Note: It is perhaps superfluous to note that the format of
BF_ID_COL
should follow that of the SNP ID noted in the target data (a.k.a. 'validation'-data).
Please provide a sample file in the SNPTEST sample file format. The identifiers in the ID column must of course match the identifiers of the target population. Phenotypes and covariates are not used in the polygenic score computations by PRS-CS, RapidoPGS and PLINK2. PRSice2 does however require a single phenotype which it uses to find the best fitted set of polygenic scores across multiple P-value thresholds. The phenotype used by PRSice2 is supplied using the PRSICE_PHENOTYPE
and PRSICE_PHENOTYPE_BINARY
parameters.

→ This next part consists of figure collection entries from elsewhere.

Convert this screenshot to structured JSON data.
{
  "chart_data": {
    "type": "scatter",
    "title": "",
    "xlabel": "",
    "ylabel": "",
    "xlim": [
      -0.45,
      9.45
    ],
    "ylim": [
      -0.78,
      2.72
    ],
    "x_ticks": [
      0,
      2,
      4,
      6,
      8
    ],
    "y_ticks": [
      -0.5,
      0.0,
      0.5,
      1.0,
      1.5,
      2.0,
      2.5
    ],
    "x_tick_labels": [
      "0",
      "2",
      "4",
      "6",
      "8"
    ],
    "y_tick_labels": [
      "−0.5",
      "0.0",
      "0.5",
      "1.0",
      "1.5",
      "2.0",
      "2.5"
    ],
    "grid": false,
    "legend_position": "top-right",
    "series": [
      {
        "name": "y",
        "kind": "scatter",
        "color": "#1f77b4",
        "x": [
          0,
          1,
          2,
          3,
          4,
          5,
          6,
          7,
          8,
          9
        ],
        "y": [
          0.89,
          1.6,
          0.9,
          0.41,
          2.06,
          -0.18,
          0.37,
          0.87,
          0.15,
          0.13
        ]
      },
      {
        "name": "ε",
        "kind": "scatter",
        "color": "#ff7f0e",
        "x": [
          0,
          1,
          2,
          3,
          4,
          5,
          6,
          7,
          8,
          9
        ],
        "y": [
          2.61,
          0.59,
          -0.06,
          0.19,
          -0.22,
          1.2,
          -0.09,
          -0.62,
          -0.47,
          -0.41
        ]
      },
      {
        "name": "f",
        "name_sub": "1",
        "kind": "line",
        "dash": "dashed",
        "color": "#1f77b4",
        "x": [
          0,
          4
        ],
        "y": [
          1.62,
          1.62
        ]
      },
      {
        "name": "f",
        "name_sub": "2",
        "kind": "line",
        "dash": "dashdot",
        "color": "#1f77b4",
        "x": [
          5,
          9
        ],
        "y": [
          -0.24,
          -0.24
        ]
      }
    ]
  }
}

Also note that for PRSice2, the samples should occur in the same order as they occur in the BGEN files, otherwise PRSice will return an error.
-
SAMPLE_FILE
: path to the sample file. -
PRSICE_PHENOTYPE
: phenotype which will be used by PRSice2 to find the best fitted set of polygenic scores, this phenotype must be present in the sample file. -
PRSICE_PHENOTYPE_BINARY
: [TRUE/FALSE] indicating whetherPRSICE_PHENOTYPE
contains a binary phenotype.
Several methods are able to use an external linkage disequilibrium reference panel. Such a panel is used to improve the LD estimation. These methods are PRS-CS and PRSice2.
-
LDDATA
: path to the LD reference panel. Note that PRS-CS and PRSice2 expect a different format.

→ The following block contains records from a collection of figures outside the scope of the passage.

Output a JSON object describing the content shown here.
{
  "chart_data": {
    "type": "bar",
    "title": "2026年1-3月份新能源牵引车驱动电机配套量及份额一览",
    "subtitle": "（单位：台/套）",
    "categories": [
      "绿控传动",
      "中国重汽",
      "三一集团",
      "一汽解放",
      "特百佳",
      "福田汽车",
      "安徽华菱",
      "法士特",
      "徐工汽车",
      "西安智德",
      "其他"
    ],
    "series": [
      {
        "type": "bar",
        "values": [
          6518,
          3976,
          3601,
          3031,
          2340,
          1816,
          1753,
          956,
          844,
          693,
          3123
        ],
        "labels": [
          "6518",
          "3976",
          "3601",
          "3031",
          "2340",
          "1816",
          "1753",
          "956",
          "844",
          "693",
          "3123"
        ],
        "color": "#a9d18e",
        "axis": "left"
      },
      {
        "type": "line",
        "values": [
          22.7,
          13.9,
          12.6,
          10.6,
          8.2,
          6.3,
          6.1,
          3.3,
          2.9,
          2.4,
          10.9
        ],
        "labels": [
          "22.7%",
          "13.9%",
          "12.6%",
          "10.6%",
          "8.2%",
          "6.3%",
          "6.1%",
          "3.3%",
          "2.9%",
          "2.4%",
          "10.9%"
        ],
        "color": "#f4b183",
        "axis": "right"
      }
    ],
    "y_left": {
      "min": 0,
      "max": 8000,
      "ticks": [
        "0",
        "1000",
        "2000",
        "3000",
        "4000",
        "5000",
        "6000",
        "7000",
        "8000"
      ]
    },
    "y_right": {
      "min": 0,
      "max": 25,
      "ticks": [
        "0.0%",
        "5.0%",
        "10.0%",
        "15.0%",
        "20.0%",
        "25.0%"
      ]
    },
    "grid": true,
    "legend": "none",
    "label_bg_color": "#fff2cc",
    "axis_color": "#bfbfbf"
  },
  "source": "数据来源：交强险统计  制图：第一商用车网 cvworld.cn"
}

PRS-CS requires an external LD panel. The developer recommends to use one of the panels supplied on the PRS-CS GitHub page. The panels were constructed using either 1000 Genomes Project phase 3 samples or UK Biobank data. For PRS-CS, please supply the path to the folder containing the extracted map and .hdf5 files, e.g. /data/ldblk_1kg_eur
.
Reference data is optional and must be in .bed
format or in BGEN format. If no reference data is provided, PRSice2 will use the target genotype for LD estimation. For PRSice2, please supply the path and prefix of the reference files, e.g. /data/ld_ref/1000Gp3v5.20130502.EUR.chr
.
This file is optional and can be used to perform quality control. If the QC
parameter is active, the base file variants not meeting the imputation score and minor allele frequency thresholds will be removed. Such a file can for example be generated using SNPTEST. This file must be whitespace delimited, .gz compressed and must have a single header line.
-
STATS_FILE
: path to the stats file -
STATS_ID_COL
: name of the stats file column containing the SNP IDs, these IDs must match the IDs that occur in the base file. -
STATS_MAF_COL
: name of the stats file column containing the minor allele frequency. -
STATS_INFO_COL
: name of the stats file column containing the imputation score.